Infrastructure Requirements

Component	Where	Resources
HermesIssueEnv	RPi5 or local machine	Minimal (API calls only)
Atropos trainer	GPU server	1x GPU (A100/H100 for 7B model)
Dispatch model	RPi5 (inference)	~4GB RAM for quantized 7B
Codeberg API	External	Rate-limited, use caching
Honcho	External (managed)	Included in plan

Evaluation

async def evaluate(self):
    """Periodic evaluation: accuracy of dispatch decisions."""
    # Fetch recent outcomes from Codeberg
    recent = get_recent_completed_issues(days=7)

    metrics = {
        "success_rate": count_merged / count_total,
        "first_attempt_rate": count_first_attempt / count_merged,
        "escalation_rate": count_human_required / count_total,
        "avg_attempts": sum_attempts / count_total,
        "avg_time_to_merge": avg_merge_time_hours,
    }

    self.wandb_log(metrics)

Implementation Phases

Phase 1: Data Collection (current — in progress)

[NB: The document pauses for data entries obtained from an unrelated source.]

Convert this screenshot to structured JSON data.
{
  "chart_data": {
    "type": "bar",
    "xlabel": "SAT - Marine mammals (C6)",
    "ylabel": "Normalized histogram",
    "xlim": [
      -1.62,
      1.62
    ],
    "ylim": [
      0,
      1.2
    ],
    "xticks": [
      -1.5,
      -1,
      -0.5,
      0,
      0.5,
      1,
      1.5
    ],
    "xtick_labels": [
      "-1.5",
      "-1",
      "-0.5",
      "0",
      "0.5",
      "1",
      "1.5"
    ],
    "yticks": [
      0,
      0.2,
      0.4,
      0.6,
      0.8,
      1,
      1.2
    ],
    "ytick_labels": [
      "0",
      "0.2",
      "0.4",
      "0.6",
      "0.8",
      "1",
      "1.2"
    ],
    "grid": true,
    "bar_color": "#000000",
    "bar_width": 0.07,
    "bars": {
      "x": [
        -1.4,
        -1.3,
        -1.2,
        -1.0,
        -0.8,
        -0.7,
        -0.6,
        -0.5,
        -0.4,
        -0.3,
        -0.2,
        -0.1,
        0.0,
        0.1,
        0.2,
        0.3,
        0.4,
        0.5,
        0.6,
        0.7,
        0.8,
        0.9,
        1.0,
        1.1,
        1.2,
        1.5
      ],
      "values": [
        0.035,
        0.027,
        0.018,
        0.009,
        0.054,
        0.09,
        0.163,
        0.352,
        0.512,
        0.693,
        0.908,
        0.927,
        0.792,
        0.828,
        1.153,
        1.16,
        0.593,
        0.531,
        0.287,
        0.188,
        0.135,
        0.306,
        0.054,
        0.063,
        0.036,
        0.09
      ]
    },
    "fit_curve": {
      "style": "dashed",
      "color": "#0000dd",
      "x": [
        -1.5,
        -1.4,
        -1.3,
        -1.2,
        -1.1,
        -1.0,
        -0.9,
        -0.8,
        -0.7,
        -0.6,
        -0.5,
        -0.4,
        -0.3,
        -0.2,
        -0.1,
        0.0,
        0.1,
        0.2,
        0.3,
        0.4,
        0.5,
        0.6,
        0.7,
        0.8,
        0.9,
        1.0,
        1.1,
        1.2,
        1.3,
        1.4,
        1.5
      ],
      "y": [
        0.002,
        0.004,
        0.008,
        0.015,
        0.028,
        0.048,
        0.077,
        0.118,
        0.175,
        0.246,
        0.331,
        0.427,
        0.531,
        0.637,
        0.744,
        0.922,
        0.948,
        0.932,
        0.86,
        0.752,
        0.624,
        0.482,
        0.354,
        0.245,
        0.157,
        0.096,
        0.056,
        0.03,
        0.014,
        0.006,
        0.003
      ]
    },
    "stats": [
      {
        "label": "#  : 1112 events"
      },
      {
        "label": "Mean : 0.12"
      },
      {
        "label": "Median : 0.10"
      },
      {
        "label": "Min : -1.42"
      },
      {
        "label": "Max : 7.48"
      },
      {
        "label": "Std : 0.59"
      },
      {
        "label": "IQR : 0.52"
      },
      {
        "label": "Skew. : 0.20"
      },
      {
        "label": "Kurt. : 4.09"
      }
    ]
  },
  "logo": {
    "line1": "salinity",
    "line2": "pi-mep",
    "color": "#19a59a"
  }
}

Telemetry.py captures per-attempt data
Retrospective.py generates daily lessons
Honcho stores cross-session context
Accumulate 50+ issues of telemetry

Phase 2: Offline Analysis

export_training_data.py — extract telemetry as JSONL dataset
Analyze success/failure correlations (prompt length, issue labels, etc.)
Train simple classifier (logistic regression or small transformer)
Deploy as quality_gate.py (#4)

Phase 3: Atropos Environment

hermes_issue_env.py — BaseEnv subclass
Reward function with immediate + delayed signals
Dispatch model training on GPU server
Evaluation pipeline

Phase 4: Online RL

Deploy trained dispatch model on RPi5 (quantized)
Replace --match heuristic with model inference
Continuous online training via Atropos
A/B testing: model dispatch vs heuristic dispatch

Open Questions

Model size: Can a quantized 7B model run on RPi5 for inference? 4GB RAM is tight with the 512MB container limit. May need a separate inference service.
Delayed reward attribution: When a PR is merged days later, how do we attribute the reward back to the specific trajectory? Atropos supports offline scoring, but the pipeline needs to be built.
Exploration vs exploitation: Early on, the model should try different dispatch strategies (exploration). Later, it should converge on what works (exploitation). The temperature parameter and issue sampling strategy control this.
Safety: The dispatch model decides whether to attempt an issue. A bad model could either attempt everything (wasting compute) or nothing (starving the pipeline). The 3-attempt escalation limit provides a safety floor.
Cold start: Until enough data accumulates, the heuristic-based --match and hard-coded retry limit are fine. The RL environment enhances, not replaces, the existing system.